The other Cranberries look like they always did: an awkward indie-combo from Limerick. O'Riordan, it seems, is a stage-presence black hole, sucking the charisma from those around her; the more she stamps around like a toddler pretending to be in a brass band, the more her sidekicks appear as if they'd rather be playing from behind a curtain. Despite their international fame and fortune, they are still barely competent musicians. They can manage the older, gentler, Smiths-based material, but when they move towards aggressive rock, they stumble and fall. Noel Hogan gives up on intricate arpeggios and just thumps away at the chords. This is especially ill-advised when his brother Mike, the one-note bassist, is incapable of adding any melodic colouring of his own.

To be fair, the fans were as happy to act as if they were in a stadium as the band were. But the songs that prompted mass outbreaks of swaying were all five or six years old. If the Cranberries don't recover some heart and soul, they'll be back in theatres this size full-time.

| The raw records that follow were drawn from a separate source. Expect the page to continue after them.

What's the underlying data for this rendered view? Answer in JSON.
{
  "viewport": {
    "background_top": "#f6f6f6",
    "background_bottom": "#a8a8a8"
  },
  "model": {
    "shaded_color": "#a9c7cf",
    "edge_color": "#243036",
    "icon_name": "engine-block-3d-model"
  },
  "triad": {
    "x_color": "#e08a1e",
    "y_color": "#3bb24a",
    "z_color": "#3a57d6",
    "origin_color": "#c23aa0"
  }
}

Last Sunday, the Fun Lovin' Criminals didn't think they were in a stadium. They thought they were in a New York nightclub, playing to their oldest friends. Huey, the singer-guitarist, tells us jokes and anecdotes, and even comments on refugees from Kosovo. "Give 'em a little love," he advises. "Don't make fun of them 'cause they can't speak English. Be cool with 'em."

There's not much the Fun Lovin' Criminals don't know about being cool. All three of them are models of sharp-dressed charm, including their trilby- wearing new drummer, Mackie (his predecessor is "in Peru getting shock treatment"). But Huey is the dapper Don - even his eyebrows arch suavely. His street-tough handsomeness is balanced by a gentlemanly humility that has him apologising for the price of concert tickets. "I gotta give you something extra," insists the goodfella, "Not money per se, not another bad joke, but ... Huey's Acting School!" He proceeds to perform a scene from Scarface, which is not something you see at many rock concerts. And later on, he does give us money per se, tossing crumpled bank-notes into the audience. "I gotta look after my people here," he shrugs.

The effortless Rat Pack cabaret is so winning that the music is almost extraneous. Huey knows his BB King and Bo Diddley licks, and the Criminals' patchwork of rap, rock, blues and easy listening is unique. But it wears thin over a whole evening. The FLCs' second album, 100% Colombian, didn't have the spark of their debut, and in concert the songs are out-of-focus, perhaps because the murky PA renders the chatty rapping incomprehensible, perhaps because so much of the trio's work is delegated to backing tapes. The gig might have been even more fun if they'd done without music altogether.